We then describe the seven BioExcel pilot use cases. To help identify potential issues in developing the corresponding pipelines, the use cases have been individually described and analyzed, focusing on the set of functionalities (from the tool catalogue and elsewhere) that form a complete workflow. Interoperability between building blocks and data models are explored using workflow diagrams. Finally, we summarize the technological gaps for each use case.
We analyzed the user feedback from WP3 to highlight key focus areas for BioExcel's future work. From the initial WP3 survey together with previous HADDOCK and GROMACS surveys we identified three main areas of potential user interest: Interoperability, usability and remotely accessible tools. For the interoperability issue, we found that the need for manual interaction needs to be reduced, for instance by incorporating workflow managers to integrate processes and input/output data. For the usability part, we found that improvements could be made to the main codes (GROMACS, HADDOCK and CPMD) to ease their usage, such as web portals providing assistance on how to run, install or use advanced configuration options. Finally, we realized that a high number of users would be interested in using remote tools, although several concerns have been raised about this, namely data privacy, reliability, and lack of control.
Based on the analysis of the pilot use cases and the user survey, we present a summary of the identified technological gaps in section 5 “Global observations”.

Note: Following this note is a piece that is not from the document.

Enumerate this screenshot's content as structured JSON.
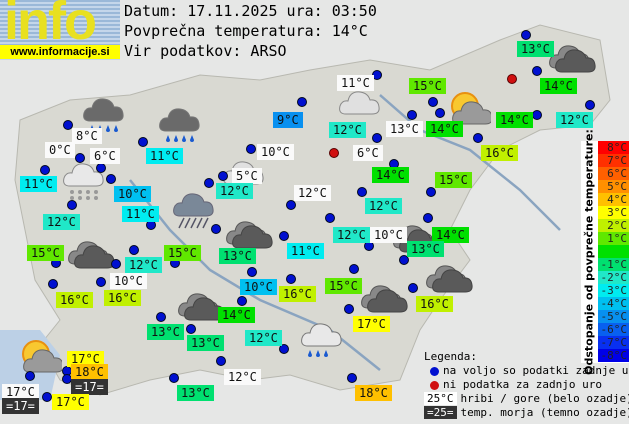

The final section of the deliverable describes the immediate future technology roadmap presenting how BioExcel will utilize cloud infrastructure, develop workflow building blocks and provide a tool deployment system integrated with EGI and ELIXIR services. The initial setup will consist in the deployment of software blocks to perform the most commonly demanded operations, as gathered from Use Case analysis. These blocks and workflows will be deployed, tested and verified in the already available Barcelona Supercomputing Center (BSC) cloud infrastructure, and eventually transferred to the production BioExcel’s portal hosted at the European Bioinformatics Institute (EMBL-EBI).